The Flamin-GO project is a vital endeavour aimed at optimising drug selection for rheumatoid arthritis patients, offering hope to millions affected by the condition. “Currently, treatment involves a trial-and-error approach, but Flamin-GO seeks to change this,” said Dr. Liliane Fossati-Jimack from Queen Mary, University of London, one of the project’s partners.

By analysing synovial tissue where inflammation occurs, the project aims to test drugs in vitro using an organ-on-chip model. This innovative approach allows for precise drug testing, potentially enabling doctors to prescribe the correct medication within one to two months, thus significantly improving patient outcomes. “It’s imperative to determine the right drug for each patient to avoid the trial-and-error process, which can be life-altering. Immediate remission could be possible with the correct drug, transforming the patient’s quality of life,” Dr. Fossati-Jimack emphasised.

Exploring commercial potentials

The project is also exploring the commercial potential of its scientific discoveries, with significant efforts underway to enhance the economic impact of the results, said Francesca Gervaso from CNR-Nanotec. According to Dr Alessandro Polini, also from CNR-Nanotec, the team is making small but critical adjustments to ensure the technology is compatible with conventional microscopes and laboratory equipment, transitioning from prototype to a more developed platform.

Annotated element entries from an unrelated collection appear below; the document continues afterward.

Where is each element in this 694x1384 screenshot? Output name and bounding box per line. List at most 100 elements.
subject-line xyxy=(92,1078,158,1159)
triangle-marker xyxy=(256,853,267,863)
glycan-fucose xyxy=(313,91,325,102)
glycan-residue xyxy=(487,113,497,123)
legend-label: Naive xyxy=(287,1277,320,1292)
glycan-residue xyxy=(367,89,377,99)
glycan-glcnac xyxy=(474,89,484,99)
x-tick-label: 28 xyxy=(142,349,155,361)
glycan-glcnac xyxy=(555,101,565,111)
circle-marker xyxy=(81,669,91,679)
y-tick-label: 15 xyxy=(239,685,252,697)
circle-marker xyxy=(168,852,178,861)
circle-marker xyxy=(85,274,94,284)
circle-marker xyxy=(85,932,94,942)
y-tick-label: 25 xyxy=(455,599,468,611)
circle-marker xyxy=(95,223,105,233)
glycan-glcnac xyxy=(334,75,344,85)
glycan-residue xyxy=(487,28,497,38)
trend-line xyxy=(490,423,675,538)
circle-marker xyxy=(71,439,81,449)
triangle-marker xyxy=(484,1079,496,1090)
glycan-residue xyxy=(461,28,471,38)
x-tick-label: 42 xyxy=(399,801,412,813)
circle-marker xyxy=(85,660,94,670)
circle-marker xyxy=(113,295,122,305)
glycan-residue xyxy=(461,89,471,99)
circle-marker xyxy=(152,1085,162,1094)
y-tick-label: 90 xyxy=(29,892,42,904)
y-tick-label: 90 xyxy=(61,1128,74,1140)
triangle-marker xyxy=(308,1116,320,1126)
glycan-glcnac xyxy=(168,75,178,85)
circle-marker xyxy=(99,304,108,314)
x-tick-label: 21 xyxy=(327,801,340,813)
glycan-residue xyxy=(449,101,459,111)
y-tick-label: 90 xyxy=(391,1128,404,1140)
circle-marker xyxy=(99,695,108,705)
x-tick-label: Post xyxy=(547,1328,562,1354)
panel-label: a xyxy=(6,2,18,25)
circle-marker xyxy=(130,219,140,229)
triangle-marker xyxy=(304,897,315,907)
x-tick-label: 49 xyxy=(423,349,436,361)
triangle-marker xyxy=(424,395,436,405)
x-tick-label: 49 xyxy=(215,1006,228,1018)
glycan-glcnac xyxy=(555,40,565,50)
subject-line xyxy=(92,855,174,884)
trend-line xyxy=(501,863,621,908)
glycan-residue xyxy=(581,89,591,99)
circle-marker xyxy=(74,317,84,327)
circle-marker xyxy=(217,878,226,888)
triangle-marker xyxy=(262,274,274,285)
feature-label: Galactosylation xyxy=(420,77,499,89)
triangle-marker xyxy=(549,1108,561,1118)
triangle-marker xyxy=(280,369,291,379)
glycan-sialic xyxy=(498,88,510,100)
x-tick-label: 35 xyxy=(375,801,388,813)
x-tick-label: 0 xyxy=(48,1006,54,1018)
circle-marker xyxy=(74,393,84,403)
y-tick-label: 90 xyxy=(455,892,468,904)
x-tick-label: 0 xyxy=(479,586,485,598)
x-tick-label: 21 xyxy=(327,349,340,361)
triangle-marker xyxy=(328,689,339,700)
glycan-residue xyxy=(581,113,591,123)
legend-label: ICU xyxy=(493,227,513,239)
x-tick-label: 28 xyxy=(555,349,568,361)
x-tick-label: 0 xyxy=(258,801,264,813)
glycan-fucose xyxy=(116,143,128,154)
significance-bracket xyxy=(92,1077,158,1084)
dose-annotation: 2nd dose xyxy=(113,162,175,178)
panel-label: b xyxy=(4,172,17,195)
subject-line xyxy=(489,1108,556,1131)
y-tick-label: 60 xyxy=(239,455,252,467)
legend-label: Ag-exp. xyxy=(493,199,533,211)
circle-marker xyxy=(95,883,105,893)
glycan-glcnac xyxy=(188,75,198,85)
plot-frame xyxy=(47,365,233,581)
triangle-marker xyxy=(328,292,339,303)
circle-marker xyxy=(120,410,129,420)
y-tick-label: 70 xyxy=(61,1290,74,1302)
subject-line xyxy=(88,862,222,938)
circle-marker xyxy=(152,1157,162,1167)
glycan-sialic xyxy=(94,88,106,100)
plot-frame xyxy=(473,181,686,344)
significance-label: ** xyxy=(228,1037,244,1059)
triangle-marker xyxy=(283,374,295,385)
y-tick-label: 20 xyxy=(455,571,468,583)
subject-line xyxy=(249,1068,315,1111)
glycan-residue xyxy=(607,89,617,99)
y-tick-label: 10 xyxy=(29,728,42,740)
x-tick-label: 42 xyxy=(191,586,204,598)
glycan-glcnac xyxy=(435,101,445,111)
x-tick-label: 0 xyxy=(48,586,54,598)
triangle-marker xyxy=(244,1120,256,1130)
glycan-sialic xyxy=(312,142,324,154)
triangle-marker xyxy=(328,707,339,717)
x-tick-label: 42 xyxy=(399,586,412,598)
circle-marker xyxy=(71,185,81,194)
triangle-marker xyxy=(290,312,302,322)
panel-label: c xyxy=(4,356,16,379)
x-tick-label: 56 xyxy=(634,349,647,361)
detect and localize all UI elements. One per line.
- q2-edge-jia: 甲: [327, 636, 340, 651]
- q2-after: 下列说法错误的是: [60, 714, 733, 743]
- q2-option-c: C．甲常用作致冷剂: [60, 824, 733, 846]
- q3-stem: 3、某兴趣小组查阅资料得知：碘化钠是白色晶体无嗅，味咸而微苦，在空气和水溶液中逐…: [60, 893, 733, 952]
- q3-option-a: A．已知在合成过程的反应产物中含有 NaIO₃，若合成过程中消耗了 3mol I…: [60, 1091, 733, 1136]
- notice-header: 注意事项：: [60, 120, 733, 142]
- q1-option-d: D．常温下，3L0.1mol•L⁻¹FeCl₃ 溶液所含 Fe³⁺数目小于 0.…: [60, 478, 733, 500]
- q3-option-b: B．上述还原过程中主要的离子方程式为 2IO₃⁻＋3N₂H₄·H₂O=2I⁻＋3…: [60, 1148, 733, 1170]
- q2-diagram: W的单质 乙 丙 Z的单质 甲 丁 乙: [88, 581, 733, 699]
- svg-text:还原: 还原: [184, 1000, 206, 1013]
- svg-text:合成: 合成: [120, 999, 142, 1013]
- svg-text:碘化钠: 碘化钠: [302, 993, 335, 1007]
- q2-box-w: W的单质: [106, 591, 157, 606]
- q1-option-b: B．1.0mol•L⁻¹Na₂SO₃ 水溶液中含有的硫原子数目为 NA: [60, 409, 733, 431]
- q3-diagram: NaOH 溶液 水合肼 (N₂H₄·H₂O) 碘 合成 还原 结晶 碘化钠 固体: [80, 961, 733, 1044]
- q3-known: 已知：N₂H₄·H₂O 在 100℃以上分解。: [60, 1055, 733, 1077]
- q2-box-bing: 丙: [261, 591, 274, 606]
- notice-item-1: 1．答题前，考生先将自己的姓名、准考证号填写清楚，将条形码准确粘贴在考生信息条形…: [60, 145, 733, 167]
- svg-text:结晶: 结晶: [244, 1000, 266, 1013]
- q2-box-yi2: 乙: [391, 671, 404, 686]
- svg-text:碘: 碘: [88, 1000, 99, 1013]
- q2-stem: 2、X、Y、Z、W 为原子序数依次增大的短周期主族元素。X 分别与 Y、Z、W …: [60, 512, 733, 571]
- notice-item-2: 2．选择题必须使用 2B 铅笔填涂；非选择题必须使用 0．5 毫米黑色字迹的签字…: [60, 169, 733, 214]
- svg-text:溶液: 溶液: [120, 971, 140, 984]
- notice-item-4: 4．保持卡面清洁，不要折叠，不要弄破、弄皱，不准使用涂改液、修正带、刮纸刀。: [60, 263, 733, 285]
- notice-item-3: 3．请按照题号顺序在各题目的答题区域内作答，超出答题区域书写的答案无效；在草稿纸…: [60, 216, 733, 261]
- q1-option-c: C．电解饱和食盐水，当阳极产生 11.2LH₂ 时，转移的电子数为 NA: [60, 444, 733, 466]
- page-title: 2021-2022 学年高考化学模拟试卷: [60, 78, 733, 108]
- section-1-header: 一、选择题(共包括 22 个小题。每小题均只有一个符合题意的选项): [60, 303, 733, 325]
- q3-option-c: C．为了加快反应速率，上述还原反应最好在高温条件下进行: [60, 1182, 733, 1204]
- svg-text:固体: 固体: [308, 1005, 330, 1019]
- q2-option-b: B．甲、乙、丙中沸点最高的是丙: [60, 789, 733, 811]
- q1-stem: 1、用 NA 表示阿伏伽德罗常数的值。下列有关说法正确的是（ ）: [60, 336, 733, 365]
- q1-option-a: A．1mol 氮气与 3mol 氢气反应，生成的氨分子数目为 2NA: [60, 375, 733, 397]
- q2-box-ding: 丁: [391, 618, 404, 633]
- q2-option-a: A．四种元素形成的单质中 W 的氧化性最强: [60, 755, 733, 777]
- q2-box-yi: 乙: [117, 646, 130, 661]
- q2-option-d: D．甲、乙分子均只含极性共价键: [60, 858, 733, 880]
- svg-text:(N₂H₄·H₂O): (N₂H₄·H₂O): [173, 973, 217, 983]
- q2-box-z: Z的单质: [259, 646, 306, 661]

About the Flamin-Go Project

Led by the University of Eastern Piedmont, the Flamin-GO project involves several public and private organizations, including the Institute of Nanotechnology of the National Research Council (CnrNanotec) in Lecce, Queen Mary University of London, the Max Planck Institute, the AO Foundation of Switzerland, and high-tech companies Trustech, Fluidigm, Enginsoft, and RegenHU. In total, 12 partners from 10 countries are involved in the project. The project was awarded funding of 6 million euros under the Horizon 2020 program.